Synthesis of composition-tunable octahedral Pt–Cu alloy nanocrystals by controlling reduction kinetics of metal precursors

Abstract

In this paper, we reported a solvothermal method for the synthesis of octahedral Pt–Cu bimetallic alloy nanocrystals (NCs) with tunable composition. Inspired by the result from our previous exploration on octahedral Pt–Cu alloy NCs that Cu contents can be tuned from 10% to 50%, we further tuned the Cu portion from 50%to75% by simply introducing n-butylamine in the reaction system.

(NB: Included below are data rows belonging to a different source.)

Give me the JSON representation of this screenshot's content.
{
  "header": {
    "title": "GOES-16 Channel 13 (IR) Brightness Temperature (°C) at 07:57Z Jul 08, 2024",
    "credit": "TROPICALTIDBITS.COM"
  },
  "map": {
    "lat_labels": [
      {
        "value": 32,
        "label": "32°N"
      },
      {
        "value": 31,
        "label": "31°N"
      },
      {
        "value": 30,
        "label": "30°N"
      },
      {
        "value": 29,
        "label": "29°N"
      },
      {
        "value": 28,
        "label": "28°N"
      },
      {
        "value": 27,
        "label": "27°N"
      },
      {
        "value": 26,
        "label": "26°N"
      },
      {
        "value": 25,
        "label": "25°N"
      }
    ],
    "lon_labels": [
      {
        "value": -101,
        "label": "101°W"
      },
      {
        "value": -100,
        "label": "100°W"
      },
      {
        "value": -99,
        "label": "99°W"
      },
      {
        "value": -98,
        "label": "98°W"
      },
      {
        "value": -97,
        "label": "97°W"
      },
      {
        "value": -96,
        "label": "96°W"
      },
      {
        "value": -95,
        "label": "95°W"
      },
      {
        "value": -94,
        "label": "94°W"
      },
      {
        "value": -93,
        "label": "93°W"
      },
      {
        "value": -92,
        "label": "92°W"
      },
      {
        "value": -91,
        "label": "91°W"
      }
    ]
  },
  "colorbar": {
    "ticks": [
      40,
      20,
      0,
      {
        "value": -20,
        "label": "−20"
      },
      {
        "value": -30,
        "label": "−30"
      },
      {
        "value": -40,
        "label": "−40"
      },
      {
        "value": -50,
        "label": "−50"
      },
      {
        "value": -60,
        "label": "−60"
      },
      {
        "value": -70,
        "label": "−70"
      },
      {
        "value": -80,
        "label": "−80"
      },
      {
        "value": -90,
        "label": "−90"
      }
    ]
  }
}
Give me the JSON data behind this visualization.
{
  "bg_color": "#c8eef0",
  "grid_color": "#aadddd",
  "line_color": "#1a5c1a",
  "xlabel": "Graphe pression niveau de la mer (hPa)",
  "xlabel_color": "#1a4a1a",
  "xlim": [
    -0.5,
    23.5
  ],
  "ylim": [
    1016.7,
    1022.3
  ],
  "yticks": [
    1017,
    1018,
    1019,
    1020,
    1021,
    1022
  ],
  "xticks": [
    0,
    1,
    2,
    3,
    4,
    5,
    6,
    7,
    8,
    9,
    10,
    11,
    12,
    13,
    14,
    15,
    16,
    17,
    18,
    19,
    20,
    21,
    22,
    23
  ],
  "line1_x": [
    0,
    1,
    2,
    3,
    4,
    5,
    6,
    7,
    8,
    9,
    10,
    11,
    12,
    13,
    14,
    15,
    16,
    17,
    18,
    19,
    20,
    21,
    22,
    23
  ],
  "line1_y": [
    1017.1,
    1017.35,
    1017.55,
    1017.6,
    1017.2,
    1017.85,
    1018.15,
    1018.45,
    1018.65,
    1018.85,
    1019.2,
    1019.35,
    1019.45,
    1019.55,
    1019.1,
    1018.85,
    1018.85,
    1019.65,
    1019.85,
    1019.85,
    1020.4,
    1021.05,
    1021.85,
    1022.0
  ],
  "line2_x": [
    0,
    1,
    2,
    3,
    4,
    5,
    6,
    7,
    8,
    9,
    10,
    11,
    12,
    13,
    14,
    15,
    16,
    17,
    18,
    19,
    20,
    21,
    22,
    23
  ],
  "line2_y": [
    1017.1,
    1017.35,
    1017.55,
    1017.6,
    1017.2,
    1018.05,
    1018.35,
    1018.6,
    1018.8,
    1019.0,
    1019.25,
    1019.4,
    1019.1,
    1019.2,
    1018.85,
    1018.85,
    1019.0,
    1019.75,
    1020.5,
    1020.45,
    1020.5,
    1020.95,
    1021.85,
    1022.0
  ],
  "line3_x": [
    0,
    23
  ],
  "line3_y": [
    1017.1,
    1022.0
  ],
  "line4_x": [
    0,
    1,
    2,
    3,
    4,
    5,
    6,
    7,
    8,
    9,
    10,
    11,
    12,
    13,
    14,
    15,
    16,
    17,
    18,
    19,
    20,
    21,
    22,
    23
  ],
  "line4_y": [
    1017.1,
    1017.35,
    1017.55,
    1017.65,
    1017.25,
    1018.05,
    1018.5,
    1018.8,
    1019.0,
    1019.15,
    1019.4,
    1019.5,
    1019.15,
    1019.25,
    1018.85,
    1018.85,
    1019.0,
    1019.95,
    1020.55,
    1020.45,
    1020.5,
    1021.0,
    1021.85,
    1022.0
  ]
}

It is believed that n-butylamine plays a key role in breaking through a thermodynamic constraint in the formation of Pt–Cu alloy nanocrystals (NCs). The synergistic effect of underpotential deposition-like Cu reduction and the different complexion abilities of amine group of n-butylamine with two metal species effectively tuned the reduction kinetics, by which each reduced Pt atom is able to catalyze reduction of more Cu atoms and be fully covered with 12Cu atoms in the Pt–Cu alloy crystal, while Cu precursor is not able to be reduced solely and bind solely with Cu atoms, resulting in the successful tuning of Cu composition from 50% to 75%. In addition, we investigated the electro-catalytic activity of Pt–Cu bimetallic alloy NCs with different composition in electro-oxidation of methanol. The as-prepared PtCu3 NCs exhibit excellent electro-catalytic performance and stability in comparison with commercial Pt black and other compositional Pt–Cu alloy NCs.